Playlist-Update
Fünf Grad, es ist Samstagmorgen, die Sonne kitzelt dich wach und du weißt, es ist Zeit für schwarzes Leder. Aber der Kühlschrank mault: Du musst Essen bestellen! Deine Wohnung meckert: Mach mich gefälligst sauber! Doch draußen wartet die Maschine, also die Beats in die Ohren und die Klamotten an. Du bist undiszipliniert, schreit dir jemand hinterher und du fragst dich, seit wann die Stimme deines Gewissens weiblich klingt.
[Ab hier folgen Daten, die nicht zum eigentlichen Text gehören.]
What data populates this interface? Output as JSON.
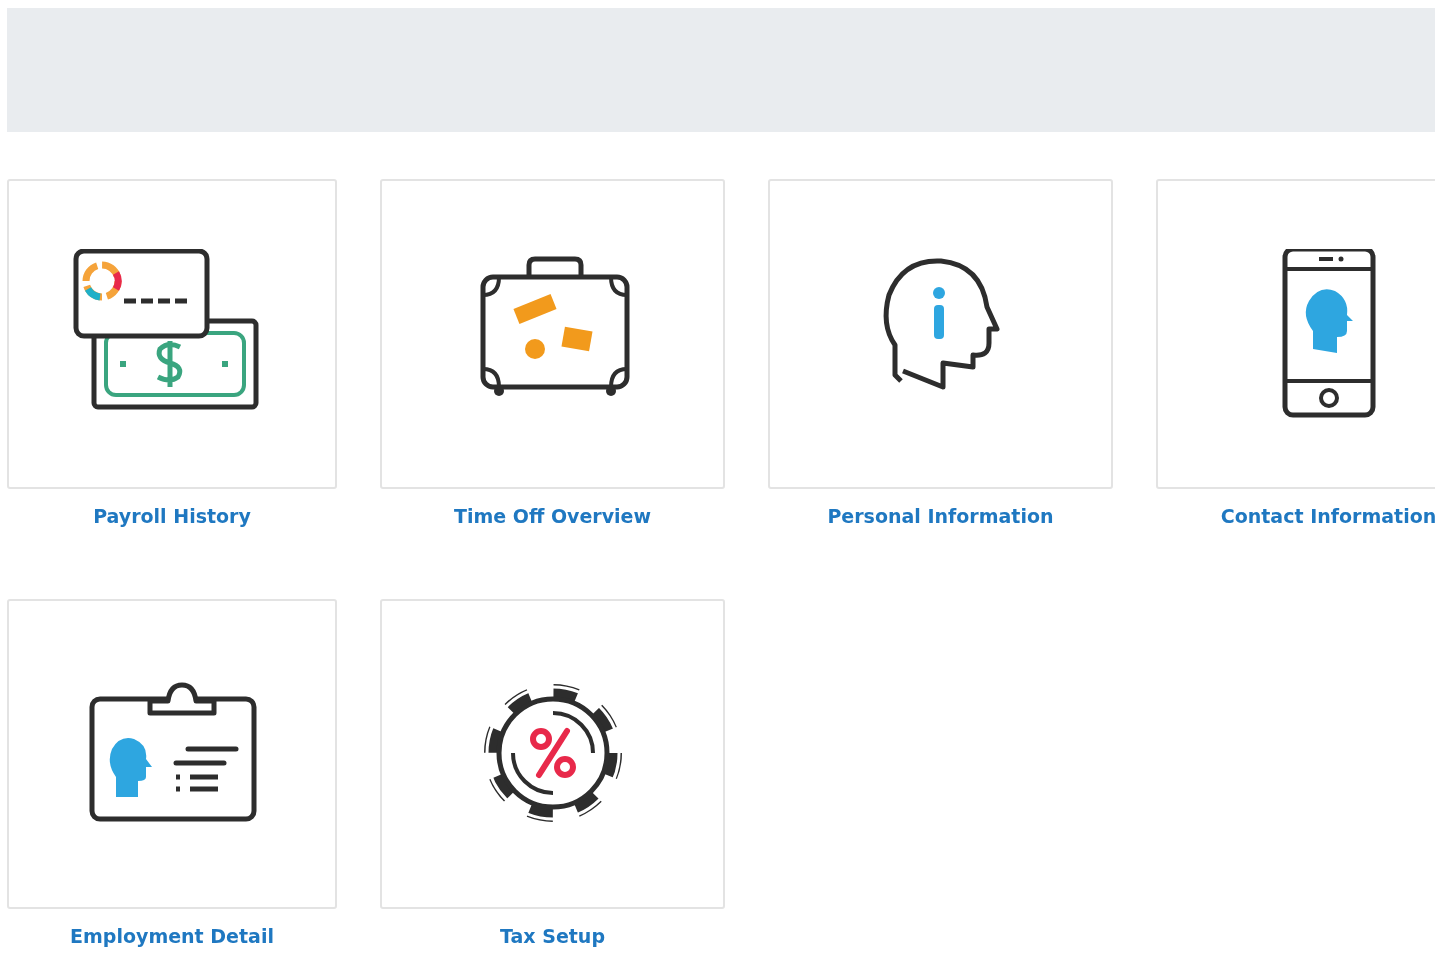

Früher nannten wir das ‚spontan‘. Du beißt die Zähne zusammen, damit du nicht auch schreist, zeigst allen drei den Finger, schmeißt die Tür hinter dir zu und die Playlist an, Zufallsmodus. Das erste Lied, Wolfgang Ziegler: Und dann stehst du im Regen. Aus deinem Grinsen wird eine Grimasse: Ja nee, iss klar, immer dahin, wo es weh tut.
Die Handschuhe an. Fällt schwer, die Hände sind geschwollen vom Ballen der Fäuste in den Taschen, aber irgendwie geht es dann doch und ab in die City, Icona Pop plärren: I crushed my car into a Bridge und du denkst: wenn es mal so einfach wäre. Die ganze Woche hast du dir die Seele aus dem Leib geschuftet für ein bisschen Kohle und obwohl todmüde, in den Nächten die beste Geschichte geschrieben, die dir jemals eingefallen ist. Nein, nicht geschrieben, herausgeblutet ist sie aus dir, Tropfen für Tropfen, Wort für Wort. Es war ein Brief wie in alten Zeiten mit der Post, der das bewirkt hat, vier engbeschriebene Seiten. Jetzt bist du auf dem Weg zu ihr, weil sie auf deine Flügel aus Fantasie gezeigt und geflüstert hat: Warum fliegst Du nicht mehr? Mit mir?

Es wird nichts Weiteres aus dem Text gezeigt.